Background: I'm designing an onboarding tutorial for my app. You can think of my app as a text editor. The tutorial guides the new user through the basics, but can be skipped at any time. I want to allow the user to redo the tutorial later if they skipped it.
However, it just occurred to me today that the onboarding tutorial depends on the files we created for the new user when they signed up. If these sample files get changed or deleted, then the tutorial wouldn't make any sense.
Now the problem is how do I elegantly reconstructe the new user experience when a user decides to resume the tutorial.
Some solutions I came up with:
- If the sample files are edited or deleted, make a note and re-create the necessary files when resuming the onboarding. Pro: straightforward. Con: inelegant in my opinion. Client needs to know the content of these sample documents. From an engineering perspective it's bad.
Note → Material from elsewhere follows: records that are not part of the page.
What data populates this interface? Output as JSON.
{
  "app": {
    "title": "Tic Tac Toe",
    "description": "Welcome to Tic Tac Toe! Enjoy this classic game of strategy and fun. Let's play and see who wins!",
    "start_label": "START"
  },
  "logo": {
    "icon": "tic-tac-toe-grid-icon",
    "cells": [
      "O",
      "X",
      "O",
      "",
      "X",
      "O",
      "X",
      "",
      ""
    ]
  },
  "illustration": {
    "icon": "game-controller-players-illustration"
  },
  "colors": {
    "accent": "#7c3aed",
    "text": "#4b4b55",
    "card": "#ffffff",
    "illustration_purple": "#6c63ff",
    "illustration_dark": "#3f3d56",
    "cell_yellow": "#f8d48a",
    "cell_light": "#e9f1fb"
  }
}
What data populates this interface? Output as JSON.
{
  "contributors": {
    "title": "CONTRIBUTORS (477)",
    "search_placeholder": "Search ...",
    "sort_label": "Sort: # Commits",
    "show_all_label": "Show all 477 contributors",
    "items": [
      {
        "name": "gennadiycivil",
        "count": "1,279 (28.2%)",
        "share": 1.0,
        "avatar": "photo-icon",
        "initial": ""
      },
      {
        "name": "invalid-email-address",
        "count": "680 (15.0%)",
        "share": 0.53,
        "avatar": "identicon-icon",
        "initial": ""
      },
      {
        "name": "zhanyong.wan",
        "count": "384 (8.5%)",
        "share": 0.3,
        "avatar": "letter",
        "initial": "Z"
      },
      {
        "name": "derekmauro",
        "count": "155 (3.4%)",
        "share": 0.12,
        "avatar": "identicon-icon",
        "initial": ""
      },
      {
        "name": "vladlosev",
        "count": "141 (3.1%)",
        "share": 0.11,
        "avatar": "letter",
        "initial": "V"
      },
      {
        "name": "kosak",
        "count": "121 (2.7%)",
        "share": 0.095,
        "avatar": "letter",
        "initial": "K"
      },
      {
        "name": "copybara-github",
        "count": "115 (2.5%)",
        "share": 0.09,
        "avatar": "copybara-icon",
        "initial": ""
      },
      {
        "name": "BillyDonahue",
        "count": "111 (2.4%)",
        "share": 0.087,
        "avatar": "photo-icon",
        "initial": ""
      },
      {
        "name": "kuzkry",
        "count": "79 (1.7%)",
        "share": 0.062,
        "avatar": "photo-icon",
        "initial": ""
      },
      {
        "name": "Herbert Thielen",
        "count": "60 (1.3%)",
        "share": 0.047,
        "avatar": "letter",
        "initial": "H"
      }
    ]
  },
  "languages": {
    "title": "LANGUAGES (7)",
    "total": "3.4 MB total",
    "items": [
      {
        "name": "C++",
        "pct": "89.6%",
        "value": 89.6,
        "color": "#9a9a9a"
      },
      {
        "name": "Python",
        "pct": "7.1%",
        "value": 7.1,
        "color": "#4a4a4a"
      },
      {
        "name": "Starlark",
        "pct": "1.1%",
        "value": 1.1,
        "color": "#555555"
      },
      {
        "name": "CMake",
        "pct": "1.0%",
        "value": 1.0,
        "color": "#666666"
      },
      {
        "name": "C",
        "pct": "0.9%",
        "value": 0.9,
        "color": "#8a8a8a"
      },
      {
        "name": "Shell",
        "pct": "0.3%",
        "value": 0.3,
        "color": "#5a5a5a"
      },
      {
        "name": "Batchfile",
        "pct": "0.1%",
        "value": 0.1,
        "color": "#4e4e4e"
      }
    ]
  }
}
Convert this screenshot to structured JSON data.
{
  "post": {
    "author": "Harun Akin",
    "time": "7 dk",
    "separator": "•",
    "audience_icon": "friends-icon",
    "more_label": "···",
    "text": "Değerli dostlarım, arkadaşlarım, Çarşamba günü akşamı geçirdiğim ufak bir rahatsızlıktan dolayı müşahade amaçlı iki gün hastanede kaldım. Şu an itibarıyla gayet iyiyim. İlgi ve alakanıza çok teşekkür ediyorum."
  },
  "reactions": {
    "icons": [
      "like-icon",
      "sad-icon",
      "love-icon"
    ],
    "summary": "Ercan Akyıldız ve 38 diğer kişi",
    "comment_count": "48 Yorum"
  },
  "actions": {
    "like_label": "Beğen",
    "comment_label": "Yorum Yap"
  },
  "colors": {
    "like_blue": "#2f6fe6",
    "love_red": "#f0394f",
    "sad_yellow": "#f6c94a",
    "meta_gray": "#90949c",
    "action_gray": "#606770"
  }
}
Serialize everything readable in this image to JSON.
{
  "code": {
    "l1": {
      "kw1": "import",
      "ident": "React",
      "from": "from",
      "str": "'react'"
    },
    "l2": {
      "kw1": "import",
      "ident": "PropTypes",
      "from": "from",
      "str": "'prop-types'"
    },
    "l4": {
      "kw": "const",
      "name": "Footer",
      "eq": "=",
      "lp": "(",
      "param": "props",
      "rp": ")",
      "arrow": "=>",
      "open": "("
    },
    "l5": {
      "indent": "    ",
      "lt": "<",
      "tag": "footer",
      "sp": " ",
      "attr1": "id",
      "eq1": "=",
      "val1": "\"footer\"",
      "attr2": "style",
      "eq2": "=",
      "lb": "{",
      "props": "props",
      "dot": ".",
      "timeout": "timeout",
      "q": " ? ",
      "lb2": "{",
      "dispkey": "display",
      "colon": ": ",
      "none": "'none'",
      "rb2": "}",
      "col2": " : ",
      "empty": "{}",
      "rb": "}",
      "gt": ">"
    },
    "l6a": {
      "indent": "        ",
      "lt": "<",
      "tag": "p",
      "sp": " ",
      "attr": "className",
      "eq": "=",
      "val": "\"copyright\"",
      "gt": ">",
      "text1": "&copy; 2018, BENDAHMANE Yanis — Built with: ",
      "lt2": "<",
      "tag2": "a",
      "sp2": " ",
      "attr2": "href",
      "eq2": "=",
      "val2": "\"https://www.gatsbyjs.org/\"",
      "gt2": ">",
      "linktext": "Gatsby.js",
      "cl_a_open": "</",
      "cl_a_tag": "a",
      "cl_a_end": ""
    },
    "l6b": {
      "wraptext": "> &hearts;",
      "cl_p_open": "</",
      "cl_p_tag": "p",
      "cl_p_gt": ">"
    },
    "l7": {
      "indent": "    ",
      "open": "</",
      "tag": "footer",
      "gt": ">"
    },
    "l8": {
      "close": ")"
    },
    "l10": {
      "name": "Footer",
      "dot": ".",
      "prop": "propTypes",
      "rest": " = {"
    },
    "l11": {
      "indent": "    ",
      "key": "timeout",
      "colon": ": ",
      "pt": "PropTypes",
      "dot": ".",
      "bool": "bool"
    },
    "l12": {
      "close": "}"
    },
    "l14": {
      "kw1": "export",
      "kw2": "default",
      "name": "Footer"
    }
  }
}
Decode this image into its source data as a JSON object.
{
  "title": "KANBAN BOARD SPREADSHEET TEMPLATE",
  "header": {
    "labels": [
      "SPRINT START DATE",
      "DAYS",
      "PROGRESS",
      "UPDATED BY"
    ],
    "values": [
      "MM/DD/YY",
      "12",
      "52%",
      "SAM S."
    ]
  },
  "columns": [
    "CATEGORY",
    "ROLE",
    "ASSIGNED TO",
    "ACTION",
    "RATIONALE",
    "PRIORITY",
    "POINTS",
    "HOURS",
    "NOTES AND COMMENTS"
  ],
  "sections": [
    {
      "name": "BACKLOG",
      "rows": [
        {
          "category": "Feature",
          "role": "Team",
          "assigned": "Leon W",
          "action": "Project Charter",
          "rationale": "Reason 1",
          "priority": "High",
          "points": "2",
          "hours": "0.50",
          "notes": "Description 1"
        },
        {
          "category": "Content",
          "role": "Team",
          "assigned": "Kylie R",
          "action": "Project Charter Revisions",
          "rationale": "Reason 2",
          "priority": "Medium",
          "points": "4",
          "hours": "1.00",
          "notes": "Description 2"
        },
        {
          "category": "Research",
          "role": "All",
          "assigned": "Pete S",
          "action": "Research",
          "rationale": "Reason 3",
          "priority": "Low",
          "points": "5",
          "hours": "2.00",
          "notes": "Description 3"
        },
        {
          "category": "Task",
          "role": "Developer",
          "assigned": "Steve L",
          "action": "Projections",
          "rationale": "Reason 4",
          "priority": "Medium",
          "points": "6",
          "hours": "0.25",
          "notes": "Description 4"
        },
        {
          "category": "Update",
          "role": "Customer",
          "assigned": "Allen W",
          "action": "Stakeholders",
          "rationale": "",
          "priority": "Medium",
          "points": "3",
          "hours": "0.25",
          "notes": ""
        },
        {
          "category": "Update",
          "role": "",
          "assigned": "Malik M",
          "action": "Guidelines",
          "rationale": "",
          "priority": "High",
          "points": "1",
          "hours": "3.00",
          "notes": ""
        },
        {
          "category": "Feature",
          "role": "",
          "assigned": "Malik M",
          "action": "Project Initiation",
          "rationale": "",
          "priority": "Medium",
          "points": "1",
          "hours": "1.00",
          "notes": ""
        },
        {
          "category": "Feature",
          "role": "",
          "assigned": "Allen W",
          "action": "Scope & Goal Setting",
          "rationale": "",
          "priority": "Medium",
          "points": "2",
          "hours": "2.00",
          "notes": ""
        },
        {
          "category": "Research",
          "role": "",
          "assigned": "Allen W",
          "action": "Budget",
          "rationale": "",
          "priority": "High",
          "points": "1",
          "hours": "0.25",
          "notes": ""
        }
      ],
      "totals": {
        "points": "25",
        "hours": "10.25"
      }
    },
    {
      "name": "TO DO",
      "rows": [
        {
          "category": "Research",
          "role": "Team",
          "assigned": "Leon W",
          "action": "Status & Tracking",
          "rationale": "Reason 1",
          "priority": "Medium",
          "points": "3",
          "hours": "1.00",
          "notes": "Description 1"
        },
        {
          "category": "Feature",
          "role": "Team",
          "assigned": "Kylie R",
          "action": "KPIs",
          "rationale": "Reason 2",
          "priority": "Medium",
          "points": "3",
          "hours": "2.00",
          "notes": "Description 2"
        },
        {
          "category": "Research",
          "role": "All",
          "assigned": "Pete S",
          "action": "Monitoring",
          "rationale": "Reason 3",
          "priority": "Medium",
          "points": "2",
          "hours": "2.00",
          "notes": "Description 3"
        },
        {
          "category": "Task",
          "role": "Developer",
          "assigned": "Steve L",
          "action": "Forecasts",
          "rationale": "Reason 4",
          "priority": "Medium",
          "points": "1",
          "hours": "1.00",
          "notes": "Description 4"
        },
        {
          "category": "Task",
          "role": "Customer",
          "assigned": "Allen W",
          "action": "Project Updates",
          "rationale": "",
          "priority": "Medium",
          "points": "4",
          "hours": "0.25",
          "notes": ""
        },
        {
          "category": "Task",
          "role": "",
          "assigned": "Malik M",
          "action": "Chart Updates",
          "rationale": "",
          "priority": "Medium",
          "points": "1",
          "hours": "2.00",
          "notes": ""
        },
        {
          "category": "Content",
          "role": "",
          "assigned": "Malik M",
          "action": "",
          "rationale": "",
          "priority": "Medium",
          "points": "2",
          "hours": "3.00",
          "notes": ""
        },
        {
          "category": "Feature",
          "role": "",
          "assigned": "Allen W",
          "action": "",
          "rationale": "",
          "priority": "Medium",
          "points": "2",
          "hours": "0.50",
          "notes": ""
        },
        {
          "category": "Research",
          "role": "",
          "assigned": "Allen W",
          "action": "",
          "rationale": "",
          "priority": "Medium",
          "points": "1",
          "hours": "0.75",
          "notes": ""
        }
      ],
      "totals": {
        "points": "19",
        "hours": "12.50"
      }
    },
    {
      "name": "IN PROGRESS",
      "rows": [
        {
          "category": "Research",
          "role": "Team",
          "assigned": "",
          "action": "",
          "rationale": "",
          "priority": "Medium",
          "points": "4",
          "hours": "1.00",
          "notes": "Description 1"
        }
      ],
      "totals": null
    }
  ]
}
But acceptable if it must be done like this.
- Always do the onboarding tutorial in a sandbox, but gives the option to "Save the document to your workspace. Pro: elegant from an engineering angle. Con: extra complexity for the user ("What does it mean to save to my workspace?")
- Make the sample files special in that it can only be visible in during the onboarding tutorial. Once you skip the tutorial, it's not shown. Pro: solves the problems above. Con: (1) possible confusing ("Where did the thing I just saw go?") and (2) need to mark these sample files as special files, more code complexity.
I'm inclined towards solution #3 right now. Any advice is greatly appreciated!